Discussion forum: web site and RSS feed
 That's where I'll post announcements to the class.
 Consider posting your questions and comments there, instead of emailing them to me.
Textbook: LeytonBrown and Shoham, Essentials of Game Theory. Morgan & Claypool, 2008.
I'll make additional resources available online.
Topics to be covered
 In the lefthand column are a preliminary list of topics, and preliminary versions of the lecture slides.
 I'll update both of those as we go along.
Workload
Homework: I'll assign several sets of homework problems, but won't grade them. About a week after each assignment, I'll discuss the answers in class.
Term projects: Each of you will need to do a term project. It will be like a miniature version of the research projects that most of you will need to do repeatedly throughout your career. It will include
the following (the dates are tentative):
 a written proposal, due Oct 1;
 an inclass presentation of your proposal, during Oct 5–12;
 a written report on the results of your project, due Nov 27 (or for 10% off, Nov 29);
 an inclass presentation of your report, during Nov 30–Dec 7.
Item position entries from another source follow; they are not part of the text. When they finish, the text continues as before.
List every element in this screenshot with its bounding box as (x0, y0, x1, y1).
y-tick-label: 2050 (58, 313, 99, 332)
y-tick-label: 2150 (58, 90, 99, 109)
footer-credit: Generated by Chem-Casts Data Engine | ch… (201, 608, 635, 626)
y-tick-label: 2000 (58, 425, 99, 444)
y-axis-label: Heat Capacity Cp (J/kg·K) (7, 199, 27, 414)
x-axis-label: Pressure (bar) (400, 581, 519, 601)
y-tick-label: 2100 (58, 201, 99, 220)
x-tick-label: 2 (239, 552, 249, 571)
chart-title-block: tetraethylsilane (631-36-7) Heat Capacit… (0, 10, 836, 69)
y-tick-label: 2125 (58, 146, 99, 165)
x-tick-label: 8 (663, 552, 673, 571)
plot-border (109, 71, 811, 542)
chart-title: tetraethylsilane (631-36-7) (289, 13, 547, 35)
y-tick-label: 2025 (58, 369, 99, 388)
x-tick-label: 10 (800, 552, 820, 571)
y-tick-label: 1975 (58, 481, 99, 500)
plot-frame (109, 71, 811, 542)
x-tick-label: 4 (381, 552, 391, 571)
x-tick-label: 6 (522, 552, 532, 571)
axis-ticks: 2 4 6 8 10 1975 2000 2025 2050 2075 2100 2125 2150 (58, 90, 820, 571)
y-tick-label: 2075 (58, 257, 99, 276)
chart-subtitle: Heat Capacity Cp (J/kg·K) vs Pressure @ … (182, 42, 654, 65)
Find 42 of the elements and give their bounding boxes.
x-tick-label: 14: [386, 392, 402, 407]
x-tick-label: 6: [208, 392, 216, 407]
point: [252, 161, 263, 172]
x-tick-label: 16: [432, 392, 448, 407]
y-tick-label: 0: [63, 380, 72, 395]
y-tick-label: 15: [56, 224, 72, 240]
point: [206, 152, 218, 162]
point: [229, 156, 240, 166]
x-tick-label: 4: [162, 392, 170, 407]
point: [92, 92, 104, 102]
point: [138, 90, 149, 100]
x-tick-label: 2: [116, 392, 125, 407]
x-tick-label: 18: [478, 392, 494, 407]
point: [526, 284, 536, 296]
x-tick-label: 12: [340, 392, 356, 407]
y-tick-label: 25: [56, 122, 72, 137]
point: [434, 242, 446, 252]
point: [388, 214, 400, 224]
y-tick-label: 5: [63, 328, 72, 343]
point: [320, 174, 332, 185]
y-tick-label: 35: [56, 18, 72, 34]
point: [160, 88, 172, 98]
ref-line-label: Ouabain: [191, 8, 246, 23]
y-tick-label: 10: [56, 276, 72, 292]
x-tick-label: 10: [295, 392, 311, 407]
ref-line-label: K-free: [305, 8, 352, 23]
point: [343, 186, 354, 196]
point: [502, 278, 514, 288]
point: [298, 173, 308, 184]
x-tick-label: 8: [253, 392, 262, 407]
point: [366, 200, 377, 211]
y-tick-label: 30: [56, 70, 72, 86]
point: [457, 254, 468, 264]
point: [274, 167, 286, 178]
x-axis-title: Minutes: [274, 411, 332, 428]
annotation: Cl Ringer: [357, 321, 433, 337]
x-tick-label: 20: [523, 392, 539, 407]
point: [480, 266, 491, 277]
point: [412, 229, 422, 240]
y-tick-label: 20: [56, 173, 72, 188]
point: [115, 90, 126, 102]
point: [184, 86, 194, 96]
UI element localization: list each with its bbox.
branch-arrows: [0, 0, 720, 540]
I haven't yet decided whether the term projects will be done individually or by small groups; this will depend partly on the class size.
Exams: There will be two exams:
 I've tentatively scheduled the midterm exam for Tuesday, October 19.
 According to the university exam schedule, the final exam will be on Saturday, December 18, at 10:30am.
 Both exams will be open book and open notes. A few days before each exam, I'll do an inclass review of the material we've covered, to help you prepare for the exam.
Grading
The term project will count for 30% of your grade. The two exams will count for 70% of your grade. When you take the final exam, I'll let you choose among any of the following:
 20% for the midterm and 50% for the final;
 30% for the midterm and 40% for the final (roughly proportional to the length of each exam);
 40% for the midterm and 30% for the final.